Rome. As in Romulus and Remus, the river Tiber, Julius Caesar, the Colisseum, it’s a city steeped in history as a great empire that rose and fell, and the film starts with Caesar and the crossing of the Rubicon, and how he is still revered in school. There is even a statue of Caesar in his town: “apart from his usefulness to the pigeons, he was a common meeting place for the town.”

Speaking of common meeting places, there are two scenes where that aspect is emphasized. Fellini recalls of the apartment block where he stayed for a while, agog at the various characters, crying children, scolding mothers, etc. Eating was taken seriously, and who ate? Kids, mothers, fathers, aunts, uncles, grandparents, great-grandparents, friends, friends of friends… there must have been at least a hundred or so people at the dinner feast. As one woman tells him, “They say eat alone, the devil cheers. Eat with friends, the devil jeers.” The table is rife with complaints, insults, greetings, even a little girl who sings an obscene song, eliciting laughter and scandalized looks. Similarly, there is the Festa De Noantri, the Festival Of Ourselves, where the Romans celebrate themselves, and the celebrants are either long-time residents or people who thought they were passing by and stayed forever. The term “carnival-of-life” has been used to describe Fellini’s movies, and this is very true here.

Fellini’s film unit visually “describe[s] the entry into thecity via the ring of motorways that surrounds her [Rome] like a Saturn of rings.” The scene of the modern super highway speaks of the tragic toll industrialization has taken, and the raining deluge adds to the misery. Hitchhikers, prostitutes, cement trucks, even a tank and a guy pushing a cart, highway patrol, communist student protesters, insane bumper to bumper traffic, and the most tragic scene, an overturned and burning truck-trailer, dead cows littering the road, firefighters fighting the blaze. Yet history does rear its head. Plans to make a Roman subway is halted and delayed because of the unpredictable Roman subsoil. “Every 100 yards, you come across something of historical importance.” The workers have to learn speleology and archaeology as a result. And when will the subway be done? Who knows?

At a wartime variety show, an intellectual-looking member of the audience remarks, “We are seeing basic humanity here. Vaudeville is the arena of mass aggressiveness, a combination circus and brothel.” Given the rowdiness of certain coarse members of the audience who heckle at comics or whistle at the girls, that’s true enough. But might that not also be a commentary on Rome and maybe any large city?

There’s also the pleasant enough handsome Peter Gonzalez portraying the young Fellini and we see the look of 1930’s Rome through his eyes. Interesting images and characters underpoint any Fellini film and this is no different. The huge hulk of a man at the theatre who has a wet rag thrown at his face, a religious fashion show that becomes garish, and the various prostitutes at the brothel are just some of them. Interesting commentary on brothels and churches: “an invitation to sin, one that could be confessed to the next day.”

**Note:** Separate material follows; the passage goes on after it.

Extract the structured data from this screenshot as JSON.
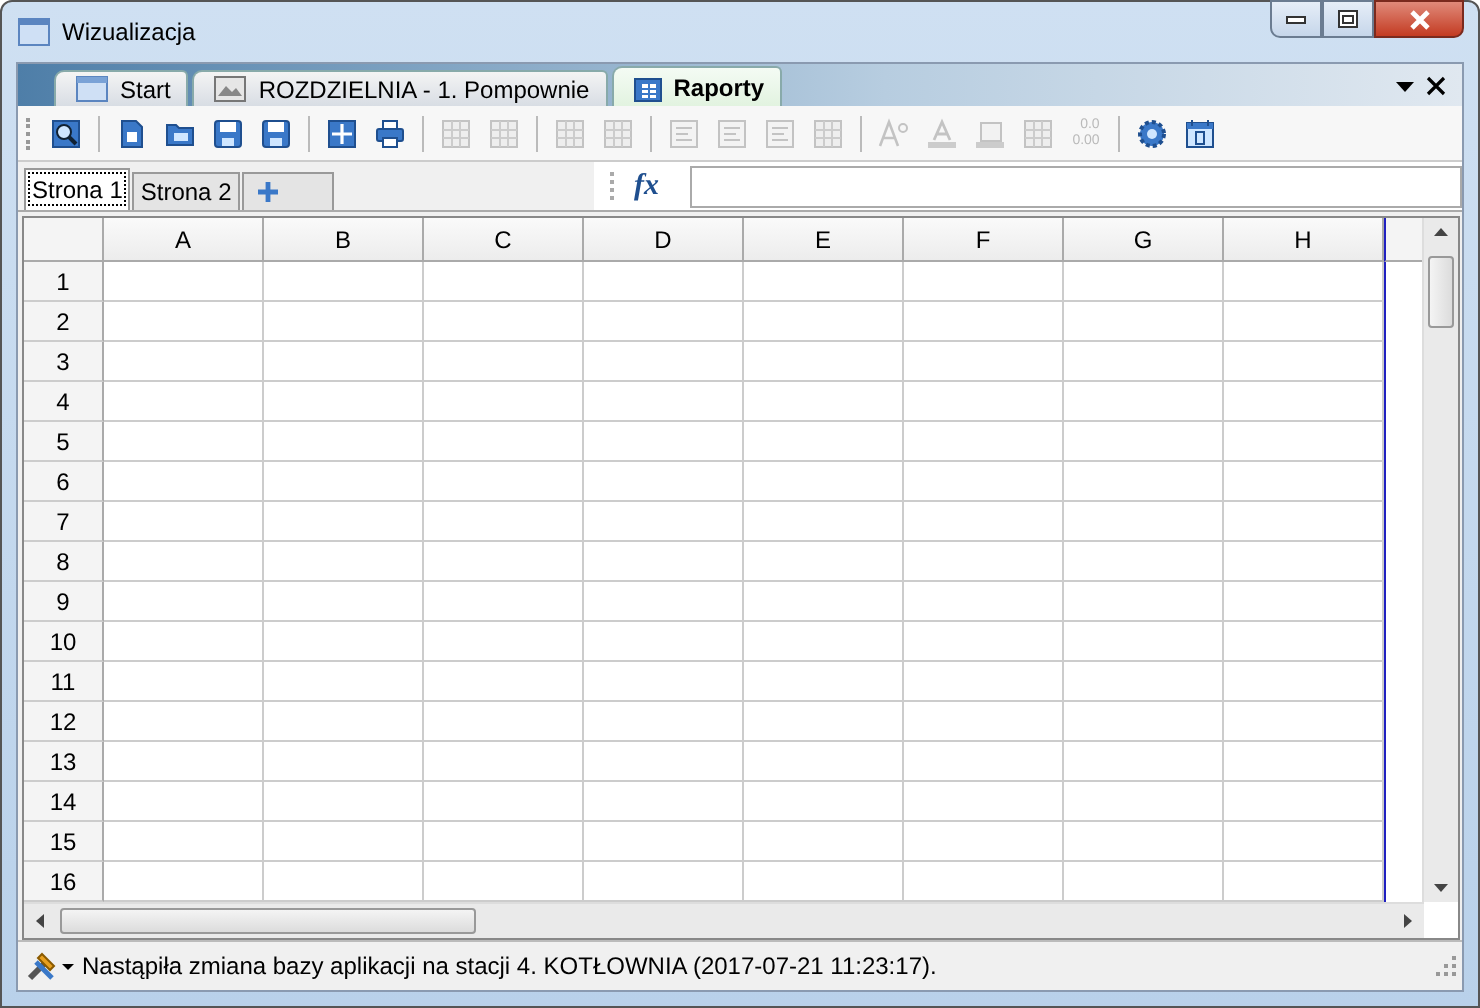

So what is Rome, in the end? A city that has died and been resurrected so many times, that it’s fitting to witness the coming end of civilization from there as Gore Vidal says? The vestal virgin and she-wolf, an aristocrat and tramp, a somber buffoon? The unflattering latter is given to actress Anna Magnani, whom Fellini calls the living symbol of Rome–(she died a year after this brief appearance). In the end, I’d say all these things and more.

First, the worst. The sound is HORRIBLE. Not because of any master-to-DVD transfer problems but because all the sound was post-synchronized in the original production. This means that the dialog seldom lines up with the actor(s) and it always has an ambience that has nothing to do with the scene. That was a very common characteristic of Italian movies at that time.

As annoying as the sound is, so are the visuals fascinating. Very few directors have the imagination that Fellini had and there are many scenes which convey his trademark sense of absurdity and surrealism. And probably no other director ever combined satire with a love of his subjects so powerfully.

If you buy this DVD because you remembered the movie fondly from 25 or 30 years ago, be warned that it often comes across as very dated. But the beauty of “Roma” is that you can jump around without disturbing any continuity because it’s really a collection of (long) vignettes. And most likely some of them will be better remembered than others.

If you love Fellini’s work, none of what you see will surprise you. If you’re not familiar with it, this is as exemplary of Fellini’s work as you can get and you’ll soon realize that no one makes movies like this anymore.